The village leader, Alfred Makuba, speaks about this situation:
"We are very happy for what WEWASAFO is doing in our community; they protected Emuyokha Spring and the beneficiaries have increased, as well as resulted to reduced rates of waterborne diseases. Beneficiaries from Emukoko Spring have been walking over 2km to access safe water at Emuyokha Spring!
Due to the distance most people, especially children, opt for the water from Emukoko Spring though it's unprotected. This has caused rampant cases of diarrhea diseases and especially stomachaches, typhoid and amoeba."
A lot of money is spent on treating complications from drinking Emukoko Spring's water, and is probably a key reason for poverty in this village. And if women and children want to find a source of cleaner water, a lot of time and potential is wasted that could have been used economically.

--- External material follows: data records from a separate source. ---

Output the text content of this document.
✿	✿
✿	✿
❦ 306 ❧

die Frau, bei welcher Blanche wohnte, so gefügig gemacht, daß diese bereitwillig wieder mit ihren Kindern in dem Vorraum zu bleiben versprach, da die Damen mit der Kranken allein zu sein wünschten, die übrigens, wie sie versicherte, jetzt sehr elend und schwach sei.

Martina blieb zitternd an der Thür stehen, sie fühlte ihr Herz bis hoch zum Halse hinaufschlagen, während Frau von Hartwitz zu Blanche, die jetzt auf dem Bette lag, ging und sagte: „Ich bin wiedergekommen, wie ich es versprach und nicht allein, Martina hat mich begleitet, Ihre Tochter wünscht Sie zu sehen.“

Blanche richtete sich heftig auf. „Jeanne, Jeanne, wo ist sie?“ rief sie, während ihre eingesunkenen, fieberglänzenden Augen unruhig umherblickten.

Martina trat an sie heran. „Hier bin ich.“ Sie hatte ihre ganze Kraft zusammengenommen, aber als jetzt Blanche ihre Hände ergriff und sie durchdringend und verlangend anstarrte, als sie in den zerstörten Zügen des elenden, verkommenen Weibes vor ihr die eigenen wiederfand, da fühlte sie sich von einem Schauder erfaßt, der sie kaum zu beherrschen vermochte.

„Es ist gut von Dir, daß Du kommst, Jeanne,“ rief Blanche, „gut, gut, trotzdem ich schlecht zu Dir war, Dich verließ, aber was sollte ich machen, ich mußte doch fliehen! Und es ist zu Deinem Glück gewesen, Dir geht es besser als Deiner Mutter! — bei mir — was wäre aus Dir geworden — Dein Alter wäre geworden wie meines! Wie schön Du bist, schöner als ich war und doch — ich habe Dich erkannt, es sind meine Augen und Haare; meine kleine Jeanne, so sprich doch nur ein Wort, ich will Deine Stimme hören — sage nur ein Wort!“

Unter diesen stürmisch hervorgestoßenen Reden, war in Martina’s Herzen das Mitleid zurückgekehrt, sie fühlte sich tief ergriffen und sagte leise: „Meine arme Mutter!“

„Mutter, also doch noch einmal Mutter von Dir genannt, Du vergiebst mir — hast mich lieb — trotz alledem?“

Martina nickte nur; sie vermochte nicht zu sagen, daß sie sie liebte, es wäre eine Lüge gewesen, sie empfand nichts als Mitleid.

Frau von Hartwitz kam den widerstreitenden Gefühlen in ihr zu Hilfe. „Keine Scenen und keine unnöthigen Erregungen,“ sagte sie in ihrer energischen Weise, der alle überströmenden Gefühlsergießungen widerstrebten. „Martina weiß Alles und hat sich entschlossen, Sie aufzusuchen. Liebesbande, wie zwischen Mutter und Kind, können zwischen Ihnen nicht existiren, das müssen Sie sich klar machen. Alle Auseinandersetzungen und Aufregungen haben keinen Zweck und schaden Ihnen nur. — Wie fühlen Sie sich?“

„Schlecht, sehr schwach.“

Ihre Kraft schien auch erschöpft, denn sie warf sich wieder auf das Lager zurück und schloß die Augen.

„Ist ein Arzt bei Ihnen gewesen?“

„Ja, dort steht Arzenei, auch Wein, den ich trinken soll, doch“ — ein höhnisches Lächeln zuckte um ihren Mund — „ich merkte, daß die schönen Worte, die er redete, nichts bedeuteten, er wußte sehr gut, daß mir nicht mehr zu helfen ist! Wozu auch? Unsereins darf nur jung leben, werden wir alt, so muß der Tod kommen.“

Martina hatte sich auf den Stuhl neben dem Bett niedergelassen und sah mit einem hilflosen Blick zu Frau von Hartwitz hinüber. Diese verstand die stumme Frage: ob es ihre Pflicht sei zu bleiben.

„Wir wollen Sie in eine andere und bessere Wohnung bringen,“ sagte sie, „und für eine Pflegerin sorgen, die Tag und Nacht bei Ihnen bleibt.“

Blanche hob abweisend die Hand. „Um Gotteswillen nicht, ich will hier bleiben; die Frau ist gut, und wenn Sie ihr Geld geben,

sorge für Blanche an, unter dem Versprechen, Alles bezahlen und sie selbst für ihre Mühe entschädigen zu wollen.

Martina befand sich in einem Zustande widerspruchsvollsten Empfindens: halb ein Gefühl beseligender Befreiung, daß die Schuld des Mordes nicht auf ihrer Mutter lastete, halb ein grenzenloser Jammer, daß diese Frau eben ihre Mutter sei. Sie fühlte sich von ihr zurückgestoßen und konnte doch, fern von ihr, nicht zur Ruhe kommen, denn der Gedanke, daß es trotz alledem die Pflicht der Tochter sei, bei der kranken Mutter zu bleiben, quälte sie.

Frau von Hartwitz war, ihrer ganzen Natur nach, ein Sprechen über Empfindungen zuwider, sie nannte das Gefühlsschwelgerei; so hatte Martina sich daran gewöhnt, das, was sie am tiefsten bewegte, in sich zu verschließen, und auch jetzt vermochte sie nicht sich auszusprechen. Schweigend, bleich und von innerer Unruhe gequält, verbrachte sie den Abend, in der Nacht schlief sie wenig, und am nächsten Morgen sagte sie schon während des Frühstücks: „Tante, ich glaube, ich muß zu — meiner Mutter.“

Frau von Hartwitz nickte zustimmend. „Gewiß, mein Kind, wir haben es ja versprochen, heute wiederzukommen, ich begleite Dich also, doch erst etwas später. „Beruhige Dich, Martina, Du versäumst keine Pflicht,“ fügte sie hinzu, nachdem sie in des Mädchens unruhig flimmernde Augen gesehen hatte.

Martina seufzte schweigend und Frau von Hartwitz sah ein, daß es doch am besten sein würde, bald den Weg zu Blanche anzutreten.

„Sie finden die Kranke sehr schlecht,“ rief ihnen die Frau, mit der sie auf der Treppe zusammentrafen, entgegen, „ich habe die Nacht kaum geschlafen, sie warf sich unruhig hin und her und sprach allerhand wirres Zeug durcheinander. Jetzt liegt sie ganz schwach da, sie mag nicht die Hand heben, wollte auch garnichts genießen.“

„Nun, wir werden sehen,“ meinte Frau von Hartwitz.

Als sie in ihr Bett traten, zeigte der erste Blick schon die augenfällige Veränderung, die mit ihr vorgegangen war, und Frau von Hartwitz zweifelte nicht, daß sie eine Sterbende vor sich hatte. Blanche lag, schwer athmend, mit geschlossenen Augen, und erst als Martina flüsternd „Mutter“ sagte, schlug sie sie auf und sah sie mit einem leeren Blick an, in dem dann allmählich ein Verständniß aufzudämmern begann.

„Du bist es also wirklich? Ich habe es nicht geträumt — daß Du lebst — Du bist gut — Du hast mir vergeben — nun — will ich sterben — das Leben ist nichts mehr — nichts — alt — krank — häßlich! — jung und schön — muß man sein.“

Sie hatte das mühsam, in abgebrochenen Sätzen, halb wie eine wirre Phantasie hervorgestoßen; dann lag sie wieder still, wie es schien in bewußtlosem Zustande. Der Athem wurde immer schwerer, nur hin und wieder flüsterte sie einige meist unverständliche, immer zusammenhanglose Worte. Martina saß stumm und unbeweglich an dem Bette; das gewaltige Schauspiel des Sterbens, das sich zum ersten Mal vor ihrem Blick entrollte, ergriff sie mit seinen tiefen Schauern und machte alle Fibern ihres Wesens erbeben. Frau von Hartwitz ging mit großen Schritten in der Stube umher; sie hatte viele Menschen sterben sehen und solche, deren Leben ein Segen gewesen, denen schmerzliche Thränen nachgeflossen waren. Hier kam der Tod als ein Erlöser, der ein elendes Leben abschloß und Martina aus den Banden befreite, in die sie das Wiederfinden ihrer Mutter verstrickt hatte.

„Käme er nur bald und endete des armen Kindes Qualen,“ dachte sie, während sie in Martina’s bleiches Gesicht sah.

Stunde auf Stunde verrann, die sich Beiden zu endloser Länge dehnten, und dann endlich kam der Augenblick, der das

No more than half of households have a pit latrine. Open defecation is a huge issue in this area! Any latrines that we saw are in a dilapidated and dangerous state. Women and children fear using these latrines, and thus opt for relieving themselves in the open. Mary Makovi (picture can be found in the "See Photos & Video" section), a mother who lives near Mukoko Spring said that "We don’t have a toilet, as our toilet collapsed so we go to the bush. We go at night and during the day it's difficult to hide from people. It would be much better to have toilets here as women we shall have our privacy and have a sense of dignity. It would be a lot cleaner and the children would suffer from diarrhea a lot less."
No more than half of households have useful tools like dish racks or clotheslines to help safely dry their belongings. We saw that indeed a few people know a little about good hygiene and sanitation, but the majority needs to learn.
Plans: Hygiene and Sanitation Training and Sanitation Platforms
Community members will be trained for three days on a variety of health, hygiene and sanitation topics. This training will result in community members donning the roles of community health workers and water user committee members. The training facilitator plans to use PHAST (Participatory Hygiene and Sanitation Training), CLTS (Community-Led Total Sanitation), and ABCD (Asset-Based Community Development) methods to teach community members, especially the women and children who feel the burden of household responsibility. Training will equip each person with the knowledge needed to practice viable and effective health solutions in their homes and at the spring.
By the end of training, participants will also have identified five needy families to benefit from sanitation platforms. Sanitation platforms are concrete floors for latrines that are safe and easy to clean. Five new places to use the bathroom will help create a cleaner living situation for the entire community. One of those needy families may be Mary's!
Plans: Spring Protection
Locals are eagerly preparing for this spring protection project. They have agreed to gather the local materials needed for construction, which include sand, ballast, hardcore, bricks, fencing poles, and even a few helpful hands! Emukoko Spring's yield is already fairly high, so now we will work on protecting this reliable source to make it a clean source, too!